Agile BioFoundry and C16 Biosciences Develop Pathways to Sustainable Palm Kernel Oil Alternatives

Palm kernel oil is widely used in a broad range of food and household products. The world consumes 8 million metric tons of palm kernel oil per year, representing a $12 billion market. However, production results in environmental damage and increased greenhouse gas emissions. Scientists have turned to microbes that naturally produce oil as a potential way to make a more sustainable palm kernel oil equivalent. The Agile BioFoundry (ABF) and C16 Biosciences have collaborated with the goal of developing microbes to produce an alternative to palm kernel oil. 

Photo courtesy of C16 Biosciences.

C16 Biosciences, a New York-based company, has been improving an oleaginous yeast that naturally produces a high level of commercially valuable oils. The company is already producing a palm oil alternative under their Palmless™ banner in 50,000 L tanks, but was looking to expand their capabilities in two main areas: developing sustainable alternatives to palm kernel oil and mid-chain fatty alcohols. Palm kernel oil contains high levels of mid-chain fatty acids, and these are rarely produced in nature. Mid-chain fatty alcohols are even rarer in nature, make up the majority of the global fatty alcohol market, and are used in various home and personal care products. 

C16 Biosciences sought to collaborate with the ABF to produce both mid-chain fatty acids and fatty alcohols in an oleaginous yeast. “While we had independently established tools and methods to work with this yeast strain at C16 Biosciences, it was a valuable opportunity to collaborate with the national labs,” said Jeffrey Li, technical lead on the project at C16 Biosciences. 

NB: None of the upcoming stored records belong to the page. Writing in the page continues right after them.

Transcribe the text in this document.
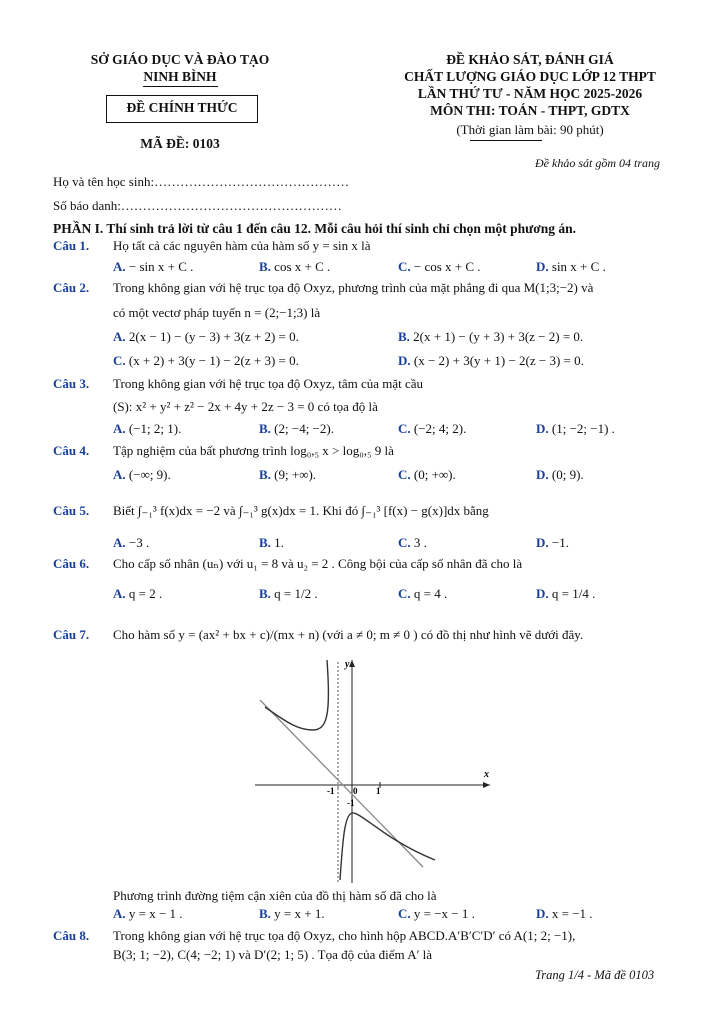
SỞ GIÁO DỤC VÀ ĐÀO TẠO
NINH BÌNH
ĐỀ CHÍNH THỨC
MÃ ĐỀ: 0103
ĐỀ KHẢO SÁT, ĐÁNH GIÁ
CHẤT LƯỢNG GIÁO DỤC LỚP 12 THPT
LẦN THỨ TƯ - NĂM HỌC 2025-2026
MÔN THI: TOÁN - THPT, GDTX
(Thời gian làm bài: 90 phút)
Đề khảo sát gồm 04 trang
Họ và tên học sinh:………………………………………
Số báo danh:……………………………………………
PHẦN I. Thí sinh trả lời từ câu 1 đến câu 12. Mỗi câu hỏi thí sinh chỉ chọn một phương án.
Câu 1. Họ tất cả các nguyên hàm của hàm số y = sin x là
A. − sin x + C .	B. cos x + C .	C. − cos x + C .	D. sin x + C .
Câu 2. Trong không gian với hệ trục tọa độ Oxyz, phương trình của mặt phẳng đi qua M(1;3;−2) và
có một vectơ pháp tuyến n = (2;−1;3) là
A. 2(x − 1) − (y − 3) + 3(z + 2) = 0.	B. 2(x + 1) − (y + 3) + 3(z − 2) = 0.
C. (x + 2) + 3(y − 1) − 2(z + 3) = 0.	D. (x − 2) + 3(y + 1) − 2(z − 3) = 0.
Câu 3. Trong không gian với hệ trục tọa độ Oxyz, tâm của mặt cầu
(S): x² + y² + z² − 2x + 4y + 2z − 3 = 0 có tọa độ là
A. (−1; 2; 1).	B. (2; −4; −2).	C. (−2; 4; 2).	D. (1; −2; −1) .
Câu 4. Tập nghiệm của bất phương trình log₀,₅ x > log₀,₅ 9 là
A. (−∞; 9).	B. (9; +∞).	C. (0; +∞).	D. (0; 9).
Câu 5. Biết ∫₋₁³ f(x)dx = −2 và ∫₋₁³ g(x)dx = 1. Khi đó ∫₋₁³ [f(x) − g(x)]dx bằng
A. −3 .	B. 1.	C. 3 .	D. −1.
Câu 6. Cho cấp số nhân (uₙ) với u₁ = 8 và u₂ = 2 . Công bội của cấp số nhân đã cho là
A. q = 2 .	B. q = 1/2 .	C. q = 4 .	D. q = 1/4 .
Câu 7. Cho hàm số y = (ax² + bx + c)/(mx + n) (với a ≠ 0; m ≠ 0 ) có đồ thị như hình vẽ dưới đây.
x
y
-1 0 1
-1
Phương trình đường tiệm cận xiên của đồ thị hàm số đã cho là
A. y = x − 1 .	B. y = x + 1.	C. y = −x − 1 .	D. x = −1 .
Câu 8. Trong không gian với hệ trục tọa độ Oxyz, cho hình hộp ABCD.A′B′C′D′ có A(1; 2; −1),
B(3; 1; −2), C(4; −2; 1) và D′(2; 1; 5) . Tọa độ của điểm A′ là
Trang 1/4 - Mã đề 0103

The collaboration resulted in the demonstration of novel metabolic routes to produce lipids containing mid-chain fatty acids as an alternative to palm kernel oil. About half of the world’s palm kernel oil is chemically processed to manufacture mid-chain fatty alcohols, and C16’s microbial manufacturing strategy lends a unique opportunity to directly synthesize the valuable substance. 

“Collaborating on this project has been important for expanding our ability to manipulate the microbes and upgrade them, so we can improve the properties of the oil that we make,” Li said.

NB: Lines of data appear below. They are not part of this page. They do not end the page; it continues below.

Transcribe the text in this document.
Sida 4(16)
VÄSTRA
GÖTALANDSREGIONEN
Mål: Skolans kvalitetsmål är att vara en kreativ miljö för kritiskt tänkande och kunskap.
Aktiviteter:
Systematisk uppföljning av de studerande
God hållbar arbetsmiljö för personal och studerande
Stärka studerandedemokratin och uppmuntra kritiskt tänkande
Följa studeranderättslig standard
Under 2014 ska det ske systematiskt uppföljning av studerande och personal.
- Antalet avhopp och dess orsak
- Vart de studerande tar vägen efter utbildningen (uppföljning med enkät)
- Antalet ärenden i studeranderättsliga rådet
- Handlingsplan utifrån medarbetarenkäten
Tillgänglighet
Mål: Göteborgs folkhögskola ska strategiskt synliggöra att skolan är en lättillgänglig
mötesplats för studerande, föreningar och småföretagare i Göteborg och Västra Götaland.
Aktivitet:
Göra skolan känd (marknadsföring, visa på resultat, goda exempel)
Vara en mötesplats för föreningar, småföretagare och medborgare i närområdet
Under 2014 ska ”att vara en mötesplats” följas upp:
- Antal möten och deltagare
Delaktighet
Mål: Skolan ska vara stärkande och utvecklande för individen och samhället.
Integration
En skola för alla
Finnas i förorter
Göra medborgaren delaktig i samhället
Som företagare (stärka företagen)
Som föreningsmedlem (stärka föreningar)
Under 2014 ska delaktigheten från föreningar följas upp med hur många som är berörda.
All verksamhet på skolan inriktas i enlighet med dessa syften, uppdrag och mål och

Each party brought complementary expertise and perspective to the table. “An important part of the project was establishing a cooperative dynamic between C16 Biosciences and the ABF toward efficient design-build-test-learn (DBTL) cycles,” Li said. “Both the C16 Biosciences and the ABF teams contributed toward the development of the microbes – leveraging the national labs’ testing platform and multi-omics capabilities, and C16 Biosciences’ experience in strain construction and perspective on commercial scale-up.”

The project built on ABF’s years of experience engineering oleaginous yeast, said ABF scientist Di Liu, PI of the project.

“We were able to leverage our findings from previous research in this area, as well as strains, protocols, data and methods we had already developed through ABF,” Liu said. “When this project began, we took what we had learned and started from there, so it saved a lot of time.”  

“It’s been an amazing and productive collaboration, and I’m glad to have had the opportunity to work with all these amazing scientists at ABF,” Li said. “Our work together is transforming the oil we can make from yeast in order to address the palm kernel oil problem.”